The mnemonic cues health providers to ask about and chart key environmental
exposures; it is a good idea for busy health providers, who need quick
reference materials. By revising clinical history forms to include
exposure history data, and by charting exposures, nurses can improve
the quality and quantity of environmental exposure data throughout
the nation.
- Create or modify patient
reimbursement codes to include environmental health problems. Health
care is quantified using current procedure terminology (CPT) or other
codes to bill for care. Nursing care is often an invisible piece of
outpatient and public health care because it is integrated into other
services, which are then billed as medical services. It is important
to revise or develop an appropriate set of codes for environmental
health services delivered by nursing personnel. Good program evaluation
requires solid data, and we need to have service codes that accurately
reflect nursing care for environmental health problems.
- Document evidence of
suspected disease clusters and provide training for nurses so that
the information they collect can be used by public health professionals
to address citizens' concerns about suspected disease clusters. Because
of our presence in schools, homes, clinics, and worksites, nurses
are aware of local health concerns and can assist in disease surveillance.
We can be more effective in preventing environmental health incidents
if we know how and where to report potential disease clusters. To
do this, nurses need to learn more about collecting meaningful and
unbiased data for use in cluster investigations.
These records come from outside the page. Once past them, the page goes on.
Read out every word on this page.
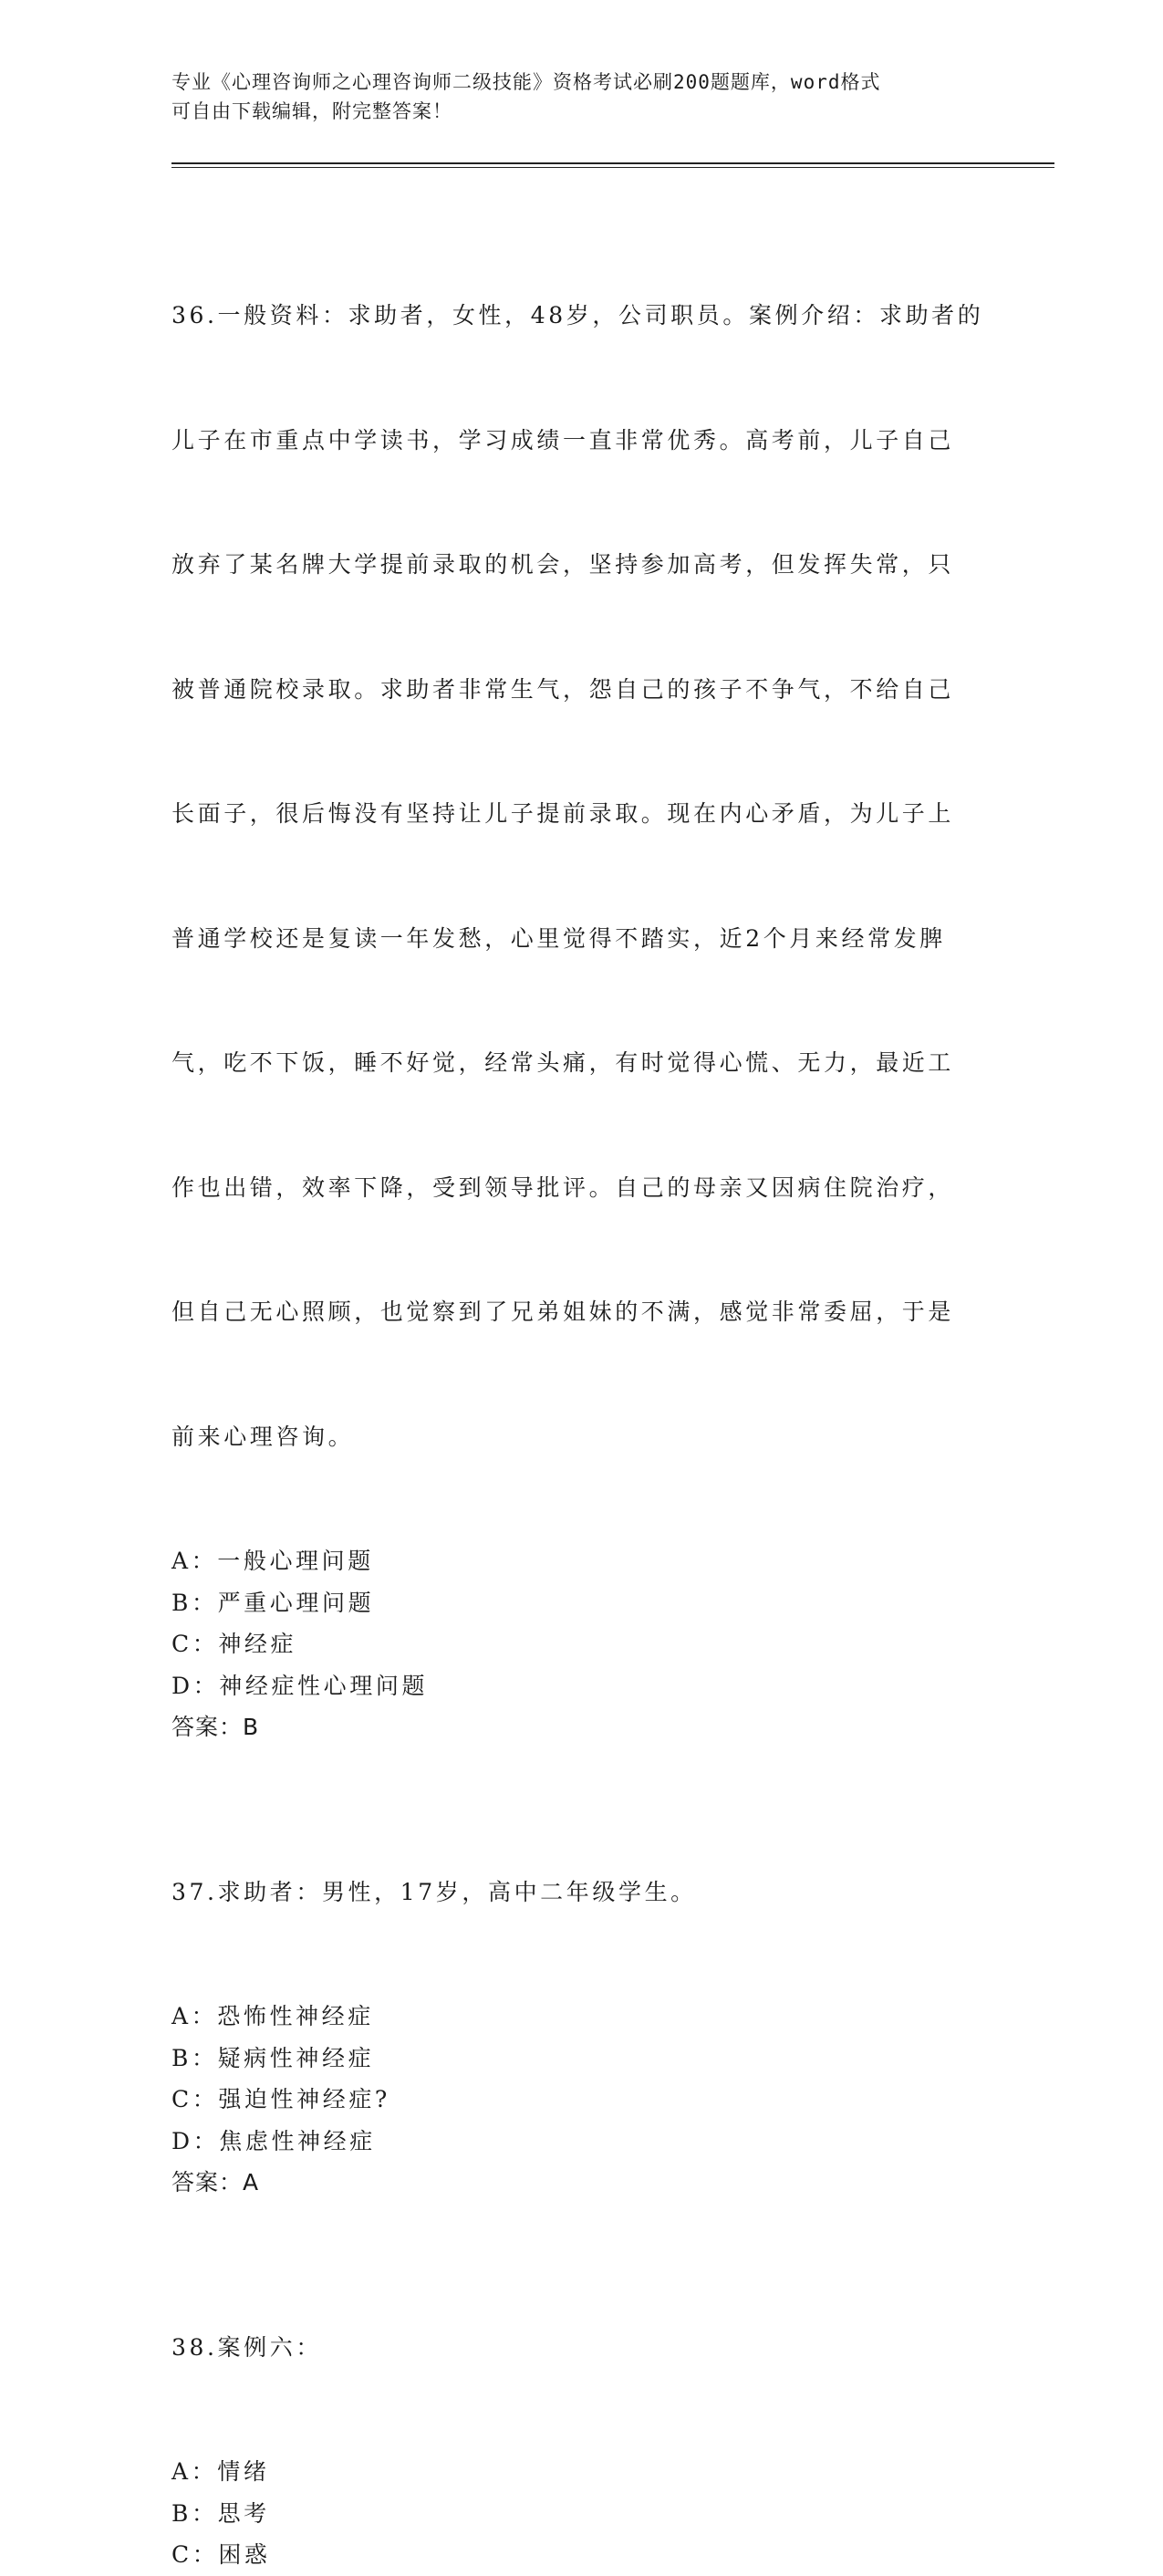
专业《心理咨询师之心理咨询师二级技能》资格考试必刷200题题库，word格式
可自由下载编辑，附完整答案！

36.一般资料：求助者，女性，48岁，公司职员。案例介绍：求助者的

儿子在市重点中学读书，学习成绩一直非常优秀。高考前，儿子自己

放弃了某名牌大学提前录取的机会，坚持参加高考，但发挥失常，只

被普通院校录取。求助者非常生气，怨自己的孩子不争气，不给自己

长面子，很后悔没有坚持让儿子提前录取。现在内心矛盾，为儿子上

普通学校还是复读一年发愁，心里觉得不踏实，近2个月来经常发脾

气，吃不下饭，睡不好觉，经常头痛，有时觉得心慌、无力，最近工

作也出错，效率下降，受到领导批评。自己的母亲又因病住院治疗，

但自己无心照顾，也觉察到了兄弟姐妹的不满，感觉非常委屈，于是

前来心理咨询。

A：一般心理问题
B：严重心理问题
C：神经症
D：神经症性心理问题
答案：B

37.求助者：男性，17岁，高中二年级学生。

A：恐怖性神经症
B：疑病性神经症
C：强迫性神经症?
D：焦虑性神经症
答案：A

38.案例六：

A：情绪
B：思考
C：困惑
- Enhance risk communication
skills within the nursing profession. Nurses are experts in translating
technical health information into clear and concise guidelines. This
expertise comes through our daily work in explaining medication regimes
and treatment procedures in a way that is clear and practical for
patients. We need to extend these communication skills further into
the realm of environmental risk communication. Several highly qualified
nurses are designated as risk communication experts within their own
states, but we need to strengthen nursing capacity in this area. During
and after environmental health incidents, effective risk communication
skills are needed to keep members of the public updated, informed,
and provided with scientifically accurate information addressing environmental
health concerns.
Nurses are taking leadership
roles in initiatives
addressing asthma, pediatric lead exposure, and exposure to organic
solvents. We are also working on the front line of programs designed
to reduce environmental risks for vulnerable groups such as children,
immunosuppressed adults, and the frail elderly. Regional networks of
nurses are working together and with other health
professionals to initiate primary prevention programs through local
and state health departments. ATSDR has assumed national leadership
in mobilizing and strengthening nursing's capacity in environmental
health and has worked to "connect the dots" among groups of
nurses across the country. It is a long and winding road, but we are
off to a good start. All new health initiatives encounter bumps along
the way, but I am confident that we can improve the nation's health
by focusing on the road ahead.
1.
Institute of Medicine. 1995. Nursing, health, and environment.
Washington (DC): National Academy of Sciences.